我需要计算特定时间段内特定事件的发生次数。假设我有以下数据:
set.seed(1453)
id = c(1,1,1,1,1,2,2,2,2,2)
x_1 = sample(0:1, 10, TRUE)
x_5 = sample(0:1, 10, TRUE)
date = c('2016-01-01',
'2016-02-01',
'2016-02-23',
'2016-03-04',
'2016-04-01',
'2016-01-01',
'2016-02-01',
'2016-02-23',
'2016-03-04',
'2016-04-01'
)
df = data.frame(id,date=as.Date(date),snapshot_date = as.Date(date)+1,x_1,x_5)
表1.(输入)
id date snapshot_date x_1 x_5
1 2016-01-01 2016-01-02 1 0
1 2016-02-01 2016-02-02 0 1
1 2016-02-23 2016-02-24 1 1
1 2016-03-04 2016-03-05 0 0
1 2016-04-01 2016-04-02 0 1
2 2016-01-01 2016-01-02 1 1
2 2016-02-01 2016-02-02 1 0
2 2016-02-23 2016-02-24 0 0
2 2016-03-04 2016-03-05 0 0
2 2016-04-01 2016-04-02 1 1
我需要计算在过去3个月内(每个月)发生x_1 = 1和x_5 = 1的次数。所以我首先创建虚拟变量:如果x_1 = 1,则x_1_n = TRUE。否则,x_1_n = FALSE。同样,对于x_5_n。我还创建了三个月的倒退日期。

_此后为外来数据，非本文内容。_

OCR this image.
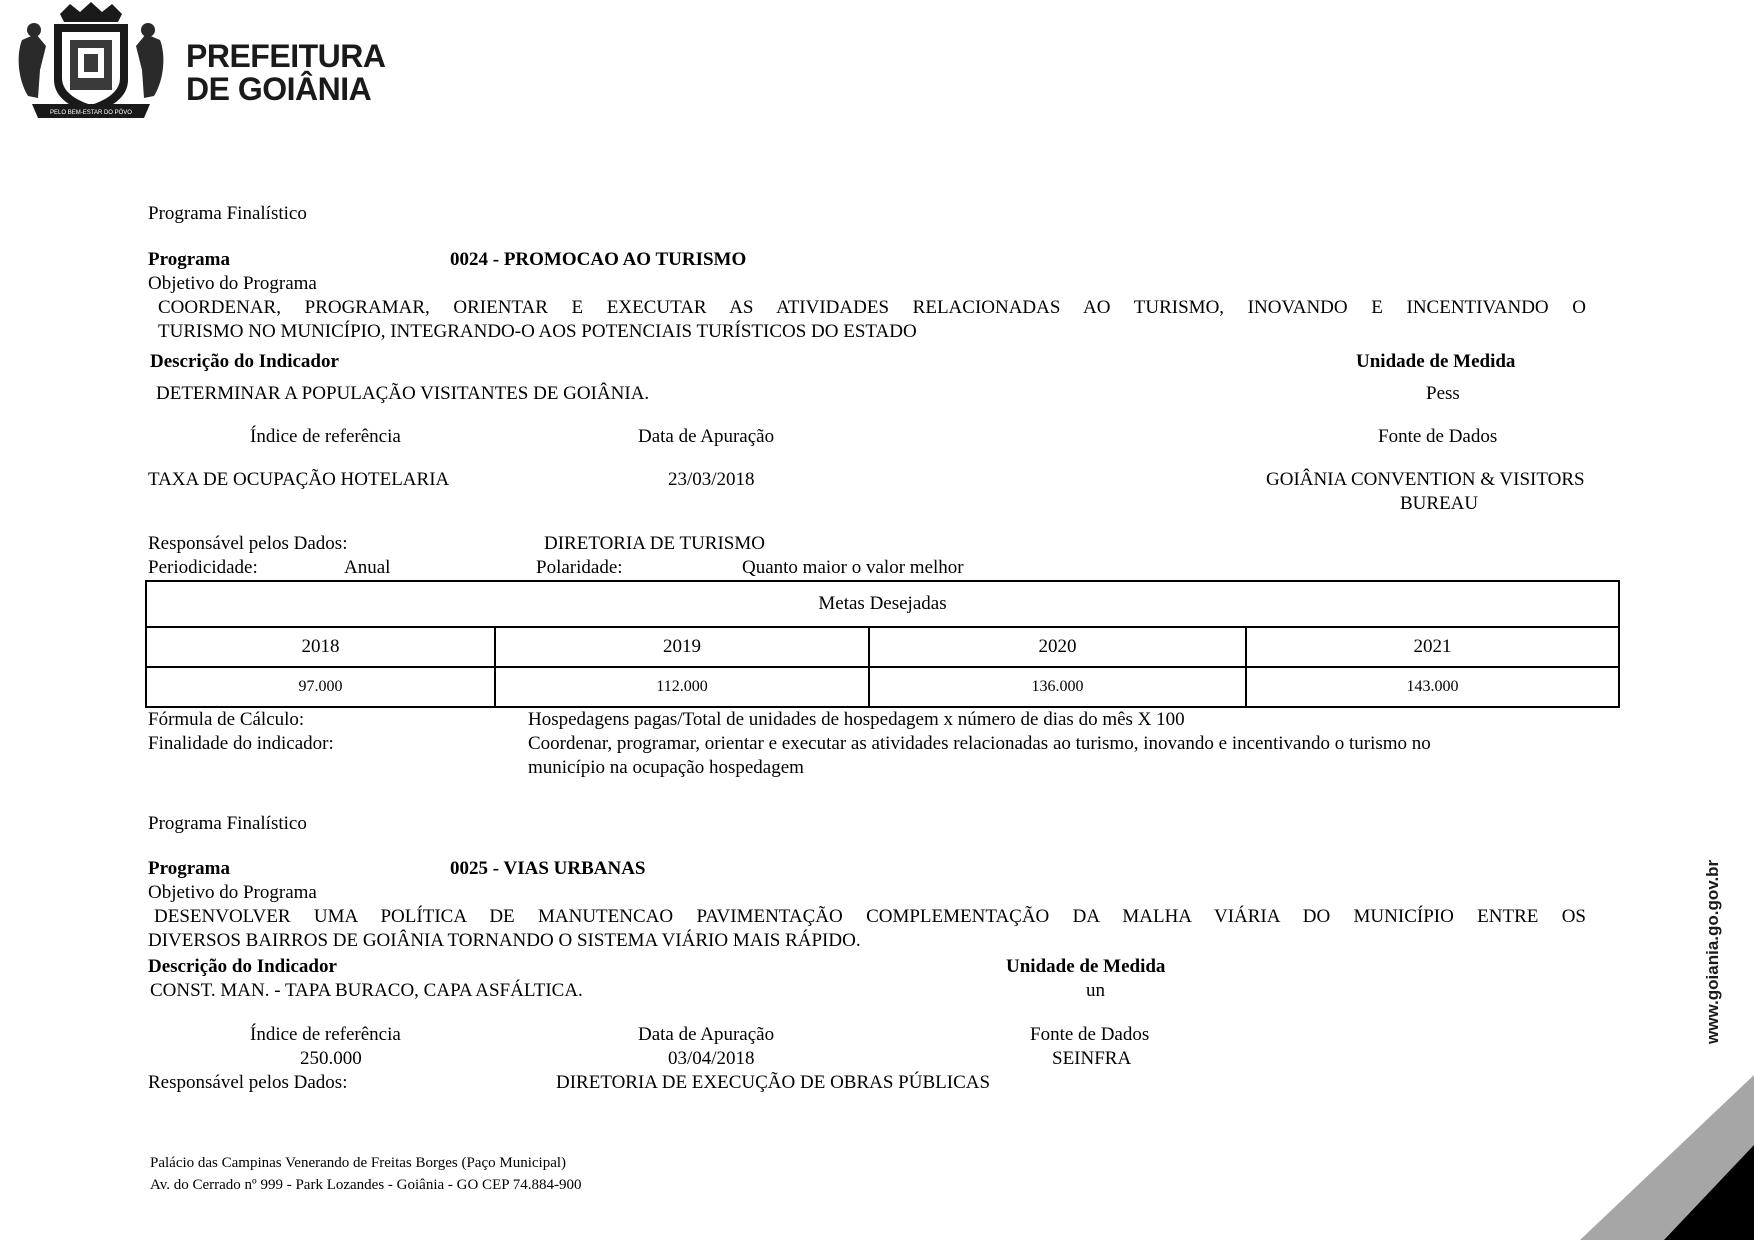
PELO BEM-ESTAR DO PÓVO
PREFEITURA
DE GOIÂNIA
Programa Finalístico
Programa	0024 - PROMOCAO AO TURISMO
Objetivo do Programa
COORDENAR, PROGRAMAR, ORIENTAR E EXECUTAR AS ATIVIDADES RELACIONADAS AO TURISMO, INOVANDO E INCENTIVANDO O
TURISMO NO MUNICÍPIO, INTEGRANDO-O AOS POTENCIAIS TURÍSTICOS DO ESTADO
Descrição do Indicador	Unidade de Medida
DETERMINAR A POPULAÇÃO VISITANTES DE GOIÂNIA.	Pess
Índice de referência	Data de Apuração	Fonte de Dados
TAXA DE OCUPAÇÃO HOTELARIA	23/03/2018	GOIÂNIA CONVENTION & VISITORS
BUREAU
Responsável pelos Dados:	DIRETORIA DE TURISMO
Periodicidade:	Anual	Polaridade:	Quanto maior o valor melhor
Metas Desejadas			
2018	2019	2020	2021
97.000	112.000	136.000	143.000
Fórmula de Cálculo:	Hospedagens pagas/Total de unidades de hospedagem x número de dias do mês X 100
Finalidade do indicador:	Coordenar, programar, orientar e executar as atividades relacionadas ao turismo, inovando e incentivando o turismo no
município na ocupação hospedagem
Programa Finalístico
Programa	0025 - VIAS URBANAS
Objetivo do Programa
DESENVOLVER UMA POLÍTICA DE MANUTENCAO PAVIMENTAÇÃO COMPLEMENTAÇÃO DA MALHA VIÁRIA DO MUNICÍPIO ENTRE OS
DIVERSOS BAIRROS DE GOIÂNIA TORNANDO O SISTEMA VIÁRIO MAIS RÁPIDO.
Descrição do Indicador	Unidade de Medida
CONST. MAN. - TAPA BURACO, CAPA ASFÁLTICA.	un
Índice de referência	Data de Apuração	Fonte de Dados
250.000	03/04/2018	SEINFRA
Responsável pelos Dados:	DIRETORIA DE EXECUÇÃO DE OBRAS PÚBLICAS
Palácio das Campinas Venerando de Freitas Borges (Paço Municipal)
Av. do Cerrado nº 999 - Park Lozandes - Goiânia - GO CEP 74.884-900
www.goiania.go.gov.br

df$x_1_n <- ifelse((df$x_1 ==1), TRUE, FALSE)
df$x_5_n <- ifelse(df$x_5==1, TRUE, FALSE)
library(lubridate)
for (i in 1:3) {
DATE_MO <- as.Date(df$snapshot_date) %m-% months(i)
df[,paste0("DATE_MO", i)] <- DATE_MO
}
我有变量x_1,x_5。我需要编写一个遍历所有变量x_1,x_5的循环,并计算某些日期之间的出现次数。原始代码运行并且是正确的。但我想看看如何使用for循环简化它,这样我就不必手动复制粘贴每个x_1和x_5的代码,因为原始版本中x_和日期的数量更大。
library(data.table)
df <- data.table(df)
df[,c("x1_dminus_mo1",
"x1_dminus_mo2",
"x1_dminus_mo3"
) :=. (df[x_1_n][df[,.(id,DATE_MO1,snapshot_date)], on=.
(id, date >= DATE_MO1, date < snapshot_date), .N, by = .EACHI] $N
,
df[x_1_n][df[,.(id,DATE_MO2, DATE_MO1)], on=.
(id, date >= DATE_MO2, date < DATE_MO1), .N, by = .EACHI] $N
,
df[x_1_n][df[,.(id,DATE_MO3, DATE_MO2)], on=.
(id, date >= DATE_MO3, date < DATE_MO2), .N, by = .EACHI] $N
)]
df[,c("x5_dminus_mo1",
"x5_dminus_mo2",
"x5_dminus_mo3"
) :=. (df[x_5_n][df[,.(id,DATE_MO1,snapshot_date)], on=.
(id, date >= DATE_MO1, date < snapshot_date), .N, by = .EACHI] $N
,
df[x_5_n][df[,.(id,DATE_MO2, DATE_MO1)], on=.
(id, date >= DATE_MO2, date < DATE_MO1), .N, by = .EACHI] $N
,
df[x_5_n][df[,.(id,DATE_MO3, DATE_MO2)], on=.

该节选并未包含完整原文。